To the cooled reaction product, 3 mL of p-dimethylamino benzaldehyde (DMAB) reagent (4 g of p-dimethylamino benzaldehyde dissolved in 350 ml of 100% acetic acid and 50 ml of 10 N hydrochloric acid) was added and reacted at 37°C for 20 minutes. Next, the inhibitory activity was calculated by measuring the absorbance at 585 nm. Hyaluronidase inhibitory activity was calculated using the formula below, and the significance of the experimental results was verified through Student's T test.

[Equation 2]

(In the above formula, S is the absorbance of the reaction solution containing the sample and enzyme, and C is the absorbance of the solution without the sample.)
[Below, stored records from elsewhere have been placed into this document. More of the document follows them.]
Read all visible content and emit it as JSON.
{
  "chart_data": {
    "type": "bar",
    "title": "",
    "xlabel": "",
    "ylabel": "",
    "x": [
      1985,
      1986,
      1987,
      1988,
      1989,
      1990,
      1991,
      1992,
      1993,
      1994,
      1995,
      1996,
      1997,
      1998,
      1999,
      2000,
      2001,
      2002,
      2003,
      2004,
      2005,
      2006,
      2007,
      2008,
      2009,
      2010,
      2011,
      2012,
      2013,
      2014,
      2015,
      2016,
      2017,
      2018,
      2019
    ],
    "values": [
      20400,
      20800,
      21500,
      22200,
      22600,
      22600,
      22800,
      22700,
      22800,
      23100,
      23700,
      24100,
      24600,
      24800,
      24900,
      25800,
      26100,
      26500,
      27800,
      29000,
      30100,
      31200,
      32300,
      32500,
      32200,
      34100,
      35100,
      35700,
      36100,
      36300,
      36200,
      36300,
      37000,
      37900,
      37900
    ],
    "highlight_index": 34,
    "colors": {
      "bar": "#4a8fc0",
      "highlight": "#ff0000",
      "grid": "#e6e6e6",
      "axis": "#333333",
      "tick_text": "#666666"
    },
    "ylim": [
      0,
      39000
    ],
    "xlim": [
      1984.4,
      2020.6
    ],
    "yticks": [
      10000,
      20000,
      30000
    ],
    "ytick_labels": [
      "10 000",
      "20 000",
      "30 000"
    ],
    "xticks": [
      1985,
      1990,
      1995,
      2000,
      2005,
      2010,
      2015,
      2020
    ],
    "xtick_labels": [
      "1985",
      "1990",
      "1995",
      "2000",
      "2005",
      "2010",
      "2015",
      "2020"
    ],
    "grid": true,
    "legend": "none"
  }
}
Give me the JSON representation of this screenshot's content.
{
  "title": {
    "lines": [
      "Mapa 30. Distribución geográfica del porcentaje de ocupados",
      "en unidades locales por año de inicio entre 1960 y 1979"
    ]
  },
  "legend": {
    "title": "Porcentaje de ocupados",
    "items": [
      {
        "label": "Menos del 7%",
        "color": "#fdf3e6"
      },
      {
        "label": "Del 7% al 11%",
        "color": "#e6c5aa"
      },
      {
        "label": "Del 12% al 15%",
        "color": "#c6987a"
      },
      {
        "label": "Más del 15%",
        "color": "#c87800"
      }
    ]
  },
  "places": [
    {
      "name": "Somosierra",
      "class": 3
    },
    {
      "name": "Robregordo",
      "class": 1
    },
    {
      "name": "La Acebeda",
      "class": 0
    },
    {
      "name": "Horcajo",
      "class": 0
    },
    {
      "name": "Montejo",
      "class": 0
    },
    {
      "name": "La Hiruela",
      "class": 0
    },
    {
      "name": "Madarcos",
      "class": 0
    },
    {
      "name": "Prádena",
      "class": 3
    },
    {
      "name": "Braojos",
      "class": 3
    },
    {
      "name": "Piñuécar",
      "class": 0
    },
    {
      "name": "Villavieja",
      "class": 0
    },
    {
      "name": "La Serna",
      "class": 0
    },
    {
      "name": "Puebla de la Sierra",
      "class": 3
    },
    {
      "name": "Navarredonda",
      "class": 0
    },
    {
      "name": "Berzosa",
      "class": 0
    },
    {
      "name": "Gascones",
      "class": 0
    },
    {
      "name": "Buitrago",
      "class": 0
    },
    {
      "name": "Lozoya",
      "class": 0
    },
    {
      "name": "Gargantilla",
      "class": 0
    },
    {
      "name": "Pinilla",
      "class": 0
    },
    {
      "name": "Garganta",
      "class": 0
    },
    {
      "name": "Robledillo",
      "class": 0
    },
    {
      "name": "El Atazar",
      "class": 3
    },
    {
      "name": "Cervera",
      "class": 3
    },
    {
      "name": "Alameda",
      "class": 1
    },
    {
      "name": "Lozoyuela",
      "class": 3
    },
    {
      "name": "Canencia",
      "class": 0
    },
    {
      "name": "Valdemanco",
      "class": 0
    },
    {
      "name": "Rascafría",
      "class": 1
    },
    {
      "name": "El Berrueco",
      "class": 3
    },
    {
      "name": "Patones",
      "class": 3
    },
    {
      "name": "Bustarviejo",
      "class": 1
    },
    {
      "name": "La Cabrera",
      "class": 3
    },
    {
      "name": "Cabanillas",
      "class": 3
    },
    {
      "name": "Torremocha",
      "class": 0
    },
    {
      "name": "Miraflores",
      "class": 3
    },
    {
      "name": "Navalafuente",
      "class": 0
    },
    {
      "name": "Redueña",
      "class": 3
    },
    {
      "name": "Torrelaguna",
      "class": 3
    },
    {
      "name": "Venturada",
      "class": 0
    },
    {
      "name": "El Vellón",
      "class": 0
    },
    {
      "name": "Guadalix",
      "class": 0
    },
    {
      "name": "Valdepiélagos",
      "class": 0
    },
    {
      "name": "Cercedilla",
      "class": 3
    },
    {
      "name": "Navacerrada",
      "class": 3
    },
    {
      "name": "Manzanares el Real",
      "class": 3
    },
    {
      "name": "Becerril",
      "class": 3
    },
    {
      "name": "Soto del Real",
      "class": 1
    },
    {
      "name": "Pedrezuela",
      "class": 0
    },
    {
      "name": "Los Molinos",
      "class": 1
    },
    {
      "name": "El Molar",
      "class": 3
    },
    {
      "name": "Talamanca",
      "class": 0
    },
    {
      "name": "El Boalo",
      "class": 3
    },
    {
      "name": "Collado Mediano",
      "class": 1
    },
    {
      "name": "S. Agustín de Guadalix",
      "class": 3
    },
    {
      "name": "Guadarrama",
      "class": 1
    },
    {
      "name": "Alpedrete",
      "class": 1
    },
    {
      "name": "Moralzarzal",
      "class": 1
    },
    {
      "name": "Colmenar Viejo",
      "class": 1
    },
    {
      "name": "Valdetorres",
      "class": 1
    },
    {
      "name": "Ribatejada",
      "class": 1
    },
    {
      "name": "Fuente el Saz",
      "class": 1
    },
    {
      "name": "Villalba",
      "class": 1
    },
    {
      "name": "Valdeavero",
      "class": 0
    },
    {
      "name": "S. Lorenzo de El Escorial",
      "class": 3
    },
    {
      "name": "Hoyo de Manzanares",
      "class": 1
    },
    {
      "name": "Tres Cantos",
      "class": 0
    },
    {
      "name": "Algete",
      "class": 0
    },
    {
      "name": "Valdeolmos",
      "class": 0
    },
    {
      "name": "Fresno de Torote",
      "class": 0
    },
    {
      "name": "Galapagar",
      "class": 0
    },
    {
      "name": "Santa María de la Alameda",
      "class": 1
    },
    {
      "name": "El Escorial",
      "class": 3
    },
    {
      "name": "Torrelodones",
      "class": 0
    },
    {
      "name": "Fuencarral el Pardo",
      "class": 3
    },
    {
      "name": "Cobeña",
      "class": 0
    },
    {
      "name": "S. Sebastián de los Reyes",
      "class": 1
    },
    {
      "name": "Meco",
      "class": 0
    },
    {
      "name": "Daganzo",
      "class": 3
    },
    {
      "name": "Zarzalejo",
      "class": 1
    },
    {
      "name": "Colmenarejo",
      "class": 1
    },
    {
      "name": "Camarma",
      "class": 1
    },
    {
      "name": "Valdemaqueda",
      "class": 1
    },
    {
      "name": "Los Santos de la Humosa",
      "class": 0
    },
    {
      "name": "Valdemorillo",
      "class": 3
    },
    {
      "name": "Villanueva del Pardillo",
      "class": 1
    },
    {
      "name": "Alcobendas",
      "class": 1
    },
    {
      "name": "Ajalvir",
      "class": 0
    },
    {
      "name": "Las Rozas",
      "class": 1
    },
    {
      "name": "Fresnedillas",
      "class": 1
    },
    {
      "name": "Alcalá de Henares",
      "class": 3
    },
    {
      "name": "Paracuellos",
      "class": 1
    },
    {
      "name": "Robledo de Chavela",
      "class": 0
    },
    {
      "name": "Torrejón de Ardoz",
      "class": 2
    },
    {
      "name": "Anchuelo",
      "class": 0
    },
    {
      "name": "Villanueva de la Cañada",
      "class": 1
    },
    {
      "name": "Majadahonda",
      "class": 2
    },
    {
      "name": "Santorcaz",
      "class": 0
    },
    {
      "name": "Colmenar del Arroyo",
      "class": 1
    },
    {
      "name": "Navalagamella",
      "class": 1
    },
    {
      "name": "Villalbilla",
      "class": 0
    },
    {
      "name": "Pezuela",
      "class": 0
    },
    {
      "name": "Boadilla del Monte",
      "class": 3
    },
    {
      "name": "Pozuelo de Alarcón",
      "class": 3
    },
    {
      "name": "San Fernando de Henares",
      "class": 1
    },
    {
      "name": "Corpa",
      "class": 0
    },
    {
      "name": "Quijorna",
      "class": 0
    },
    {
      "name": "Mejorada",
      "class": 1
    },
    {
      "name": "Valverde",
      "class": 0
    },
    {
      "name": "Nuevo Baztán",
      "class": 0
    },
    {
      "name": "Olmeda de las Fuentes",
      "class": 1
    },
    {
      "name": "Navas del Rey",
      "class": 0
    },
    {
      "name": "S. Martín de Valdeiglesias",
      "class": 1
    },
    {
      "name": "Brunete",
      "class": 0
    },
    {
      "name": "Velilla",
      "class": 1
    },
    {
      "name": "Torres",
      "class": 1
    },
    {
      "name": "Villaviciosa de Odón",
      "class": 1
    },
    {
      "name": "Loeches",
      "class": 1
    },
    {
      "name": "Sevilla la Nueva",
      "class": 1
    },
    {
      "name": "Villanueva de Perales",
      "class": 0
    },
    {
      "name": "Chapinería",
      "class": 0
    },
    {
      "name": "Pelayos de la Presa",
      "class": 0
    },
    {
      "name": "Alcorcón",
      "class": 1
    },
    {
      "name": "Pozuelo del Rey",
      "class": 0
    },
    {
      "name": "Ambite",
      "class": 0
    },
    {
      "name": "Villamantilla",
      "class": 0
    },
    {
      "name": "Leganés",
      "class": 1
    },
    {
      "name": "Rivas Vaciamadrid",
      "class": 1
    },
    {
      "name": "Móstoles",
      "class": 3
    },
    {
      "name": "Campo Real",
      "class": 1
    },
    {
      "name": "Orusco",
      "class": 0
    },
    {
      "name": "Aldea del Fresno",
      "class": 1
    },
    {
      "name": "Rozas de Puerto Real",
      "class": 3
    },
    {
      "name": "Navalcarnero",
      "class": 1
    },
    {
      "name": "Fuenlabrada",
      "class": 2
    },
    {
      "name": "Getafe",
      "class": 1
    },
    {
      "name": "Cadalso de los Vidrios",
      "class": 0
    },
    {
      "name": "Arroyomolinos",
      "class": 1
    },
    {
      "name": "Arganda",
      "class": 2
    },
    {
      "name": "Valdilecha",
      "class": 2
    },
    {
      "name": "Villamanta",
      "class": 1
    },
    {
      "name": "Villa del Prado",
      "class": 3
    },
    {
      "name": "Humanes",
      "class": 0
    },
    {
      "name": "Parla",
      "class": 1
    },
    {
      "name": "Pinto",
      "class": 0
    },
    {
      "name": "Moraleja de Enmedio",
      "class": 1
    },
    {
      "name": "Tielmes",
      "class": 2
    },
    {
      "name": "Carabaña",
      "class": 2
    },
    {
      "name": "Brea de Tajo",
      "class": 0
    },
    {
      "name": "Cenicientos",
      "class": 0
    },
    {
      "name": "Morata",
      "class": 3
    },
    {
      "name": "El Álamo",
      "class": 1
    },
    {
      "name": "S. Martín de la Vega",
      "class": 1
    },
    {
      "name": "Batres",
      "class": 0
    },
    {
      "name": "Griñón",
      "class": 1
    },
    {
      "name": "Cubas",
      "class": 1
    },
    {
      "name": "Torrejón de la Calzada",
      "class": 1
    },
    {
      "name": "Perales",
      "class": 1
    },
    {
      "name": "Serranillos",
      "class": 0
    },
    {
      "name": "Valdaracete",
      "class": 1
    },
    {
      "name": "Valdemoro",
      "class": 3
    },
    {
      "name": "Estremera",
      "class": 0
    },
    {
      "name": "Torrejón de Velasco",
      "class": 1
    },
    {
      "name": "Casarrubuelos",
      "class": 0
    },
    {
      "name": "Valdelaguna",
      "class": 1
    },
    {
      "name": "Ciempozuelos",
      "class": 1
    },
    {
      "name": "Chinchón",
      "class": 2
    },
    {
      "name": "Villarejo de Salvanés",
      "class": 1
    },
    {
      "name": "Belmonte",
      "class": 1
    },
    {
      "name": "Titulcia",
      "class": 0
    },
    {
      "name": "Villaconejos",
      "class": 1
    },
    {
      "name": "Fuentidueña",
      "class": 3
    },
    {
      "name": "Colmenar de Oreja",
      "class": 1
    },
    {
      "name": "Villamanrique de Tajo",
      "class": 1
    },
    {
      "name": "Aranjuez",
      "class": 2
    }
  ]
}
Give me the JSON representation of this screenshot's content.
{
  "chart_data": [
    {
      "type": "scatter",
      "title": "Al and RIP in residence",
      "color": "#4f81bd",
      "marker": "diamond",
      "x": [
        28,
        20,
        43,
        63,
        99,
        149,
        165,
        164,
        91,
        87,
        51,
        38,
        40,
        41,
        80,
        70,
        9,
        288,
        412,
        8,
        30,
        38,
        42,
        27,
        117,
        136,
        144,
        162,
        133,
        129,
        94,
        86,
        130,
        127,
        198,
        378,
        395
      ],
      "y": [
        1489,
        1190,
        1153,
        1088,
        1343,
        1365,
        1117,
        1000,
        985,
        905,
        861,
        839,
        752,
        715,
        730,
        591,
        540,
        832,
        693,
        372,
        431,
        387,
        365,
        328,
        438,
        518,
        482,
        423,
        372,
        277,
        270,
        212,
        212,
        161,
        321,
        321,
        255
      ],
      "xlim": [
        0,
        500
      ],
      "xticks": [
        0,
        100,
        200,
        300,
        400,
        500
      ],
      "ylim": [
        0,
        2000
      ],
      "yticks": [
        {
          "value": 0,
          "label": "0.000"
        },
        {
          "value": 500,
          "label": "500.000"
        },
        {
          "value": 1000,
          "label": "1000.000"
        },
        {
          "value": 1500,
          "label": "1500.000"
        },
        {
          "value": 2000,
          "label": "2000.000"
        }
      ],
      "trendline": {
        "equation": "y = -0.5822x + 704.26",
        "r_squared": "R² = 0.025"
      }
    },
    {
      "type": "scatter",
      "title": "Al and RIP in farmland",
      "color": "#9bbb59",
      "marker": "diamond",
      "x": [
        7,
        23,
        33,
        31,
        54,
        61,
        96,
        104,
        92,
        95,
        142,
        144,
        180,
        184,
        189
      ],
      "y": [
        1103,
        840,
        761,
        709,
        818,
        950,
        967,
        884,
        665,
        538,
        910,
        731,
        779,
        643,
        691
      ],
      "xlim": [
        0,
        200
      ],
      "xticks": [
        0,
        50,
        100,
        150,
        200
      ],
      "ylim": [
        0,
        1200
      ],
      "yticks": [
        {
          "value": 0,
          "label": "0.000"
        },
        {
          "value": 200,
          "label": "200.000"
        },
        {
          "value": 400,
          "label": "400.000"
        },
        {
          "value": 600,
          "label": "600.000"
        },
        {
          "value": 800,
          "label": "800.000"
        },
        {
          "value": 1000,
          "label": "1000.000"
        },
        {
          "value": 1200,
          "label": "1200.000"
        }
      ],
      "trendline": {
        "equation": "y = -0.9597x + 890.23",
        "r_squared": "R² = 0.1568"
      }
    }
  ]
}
The result values are shown in Figure 7.

Claims (16)

The aerobic fermentation product obtained by fermenting colostrum under aerobic conditions contains the active ingredients Lactobacillus delbrueckii subsp. bulgaricus, Lactobacillus rhamnosus GG, and Streptococcus thermophilus. An anti-atopic dermatitis composition containing as an active ingredient an aerobic fermentation product of colostrum obtained after fermentation with mixed complex bacteria, and containing 0.001-15% by weight of glycomacropeptide (GMP).
delete delete delete The composition for anti-atopic dermatitis according to claim 1, wherein the aerobic fermentation product of colostrum is a fermentation broth from which fat and casein has been removed, or a fermentation broth that has been further sterilized and fermented under aerobic conditions.
delete delete delete delete delete A cosmetic composition for anti-atopic dermatitis containing the composition for anti-atopic dermatitis according to claim 1 or 5 as an active ingredient.
A pharmaceutical composition for the treatment and prevention of atopy containing the anti-atopic composition according to claim 1 or 5 as an active ingredient.
A pharmaceutical composition for the treatment and prevention of psoriasis containing the aerobic fermentation product of colostrum according to claim 1 or 5 as an active ingredient.
A skin ointment for the treatment of atopic skin disease containing the aerobic fermentation product of colostrum according to claim 1 or 5 as an active ingredient.
A health functional food for improving and preventing atopy containing the aerobic fermentation product of colostrum according to claim 1 or 5 as an active ingredient.
A health functional food for improving and preventing psoriasis containing the aerobic fermentation product of colostrum according to claim 1 or 5 as an active ingredient.